Shares of Snap tumbled 30% after the CEO told employees that the company would fall short of quarterly targets for both growth and revenues. Wall Street is trying to figure out if Snap’s problems are isolated, or if it’s a canary in the social media coal mine.
Meta Platforms, the parent of Facebook, and Twitter both have their annual shareholder meetings this week and both were punished early Tuesday.
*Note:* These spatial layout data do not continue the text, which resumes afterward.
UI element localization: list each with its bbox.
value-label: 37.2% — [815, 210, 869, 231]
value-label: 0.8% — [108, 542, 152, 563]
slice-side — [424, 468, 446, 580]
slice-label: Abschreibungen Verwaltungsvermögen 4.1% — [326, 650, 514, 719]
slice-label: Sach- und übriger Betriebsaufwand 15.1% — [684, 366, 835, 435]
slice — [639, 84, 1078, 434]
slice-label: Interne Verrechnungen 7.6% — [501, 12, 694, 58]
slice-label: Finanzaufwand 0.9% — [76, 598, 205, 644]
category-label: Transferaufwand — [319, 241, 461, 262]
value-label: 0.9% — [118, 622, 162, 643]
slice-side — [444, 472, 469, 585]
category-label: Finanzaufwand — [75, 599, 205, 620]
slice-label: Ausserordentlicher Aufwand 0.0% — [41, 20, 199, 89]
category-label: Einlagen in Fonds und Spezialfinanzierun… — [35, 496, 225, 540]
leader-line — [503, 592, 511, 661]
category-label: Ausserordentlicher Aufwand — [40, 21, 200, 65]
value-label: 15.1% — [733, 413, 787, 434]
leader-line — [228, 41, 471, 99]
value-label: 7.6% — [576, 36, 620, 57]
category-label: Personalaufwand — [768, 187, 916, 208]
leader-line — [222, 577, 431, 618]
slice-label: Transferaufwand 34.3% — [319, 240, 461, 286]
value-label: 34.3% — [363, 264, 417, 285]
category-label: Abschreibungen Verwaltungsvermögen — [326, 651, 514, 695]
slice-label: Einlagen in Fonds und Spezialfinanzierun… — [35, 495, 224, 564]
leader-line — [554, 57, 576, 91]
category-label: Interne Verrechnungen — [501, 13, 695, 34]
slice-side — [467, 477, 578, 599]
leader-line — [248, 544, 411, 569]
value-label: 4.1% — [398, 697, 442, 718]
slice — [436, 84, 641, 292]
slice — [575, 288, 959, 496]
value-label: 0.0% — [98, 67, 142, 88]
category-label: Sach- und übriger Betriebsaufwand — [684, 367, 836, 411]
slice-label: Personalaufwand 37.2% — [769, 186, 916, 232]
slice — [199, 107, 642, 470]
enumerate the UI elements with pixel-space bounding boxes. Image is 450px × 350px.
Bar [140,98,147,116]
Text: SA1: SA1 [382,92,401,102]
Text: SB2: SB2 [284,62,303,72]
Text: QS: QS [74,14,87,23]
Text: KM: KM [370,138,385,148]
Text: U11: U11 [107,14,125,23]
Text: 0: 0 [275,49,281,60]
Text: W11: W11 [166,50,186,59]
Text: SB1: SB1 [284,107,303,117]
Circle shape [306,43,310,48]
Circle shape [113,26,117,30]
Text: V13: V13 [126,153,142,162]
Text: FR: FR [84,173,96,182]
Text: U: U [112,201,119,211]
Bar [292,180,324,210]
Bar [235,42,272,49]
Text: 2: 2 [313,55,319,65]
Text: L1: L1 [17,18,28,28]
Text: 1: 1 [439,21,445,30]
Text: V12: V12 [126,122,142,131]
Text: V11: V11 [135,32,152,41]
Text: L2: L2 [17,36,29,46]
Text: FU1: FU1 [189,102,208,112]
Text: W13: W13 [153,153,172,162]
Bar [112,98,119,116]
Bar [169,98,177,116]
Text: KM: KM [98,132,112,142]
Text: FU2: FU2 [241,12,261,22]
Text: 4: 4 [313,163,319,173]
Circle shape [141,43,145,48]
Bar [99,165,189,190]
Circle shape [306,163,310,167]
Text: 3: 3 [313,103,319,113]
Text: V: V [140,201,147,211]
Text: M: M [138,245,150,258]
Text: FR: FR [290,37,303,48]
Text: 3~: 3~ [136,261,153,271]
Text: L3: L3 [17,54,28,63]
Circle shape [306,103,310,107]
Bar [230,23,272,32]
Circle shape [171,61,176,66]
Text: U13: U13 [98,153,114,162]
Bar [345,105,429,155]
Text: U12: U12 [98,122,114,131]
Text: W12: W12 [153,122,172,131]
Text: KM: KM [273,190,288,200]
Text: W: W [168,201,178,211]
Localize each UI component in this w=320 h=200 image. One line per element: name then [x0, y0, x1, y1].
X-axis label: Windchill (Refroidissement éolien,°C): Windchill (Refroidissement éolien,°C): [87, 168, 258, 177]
Meta is the biggest loser on the S&P, falling 8%.
Twitter fell almost 4% and Alphabet fell almost 5%.
“Snap’s stock price went snap, crackle, pop, as it fell by over 30% in extended trading after the CEO, in a note to employees, said it would miss quarterly guidance on growth and revenues,” Jeffrey Halley of Oanda said in a commentary.
In pre-market trading, Snap’s shares fell $6.84, nearly 31%, to $22.47, with less than two hours before U.S. markets open.
Snap’s slide was dragging social media down with it early Tuesday, as Facebook parent Meta tumbled almost 8% and Twitter fell almost 4% .
Wall Street will get a few economic updates this week from the Commerce Department.
On Thursday it will release a report on first-quarter gross domestic product and on Friday it will release data on personal income and spending for April.
In energy trading, U.S. benchmark crude gained 33 cents to $110.62 a barrel in electronic trading on the New York Mercantile Exchange. It added 1 cent to $110.29 per barrel on Monday.
Brent crude, the international standard for pricing, rose 38 cents to $113.60 a barrel.
In currency trading, the U.S. dollar edged down to 127.34 Japanese yen from 127.78 yen. The euro cost $1.0720, up from $1.0688.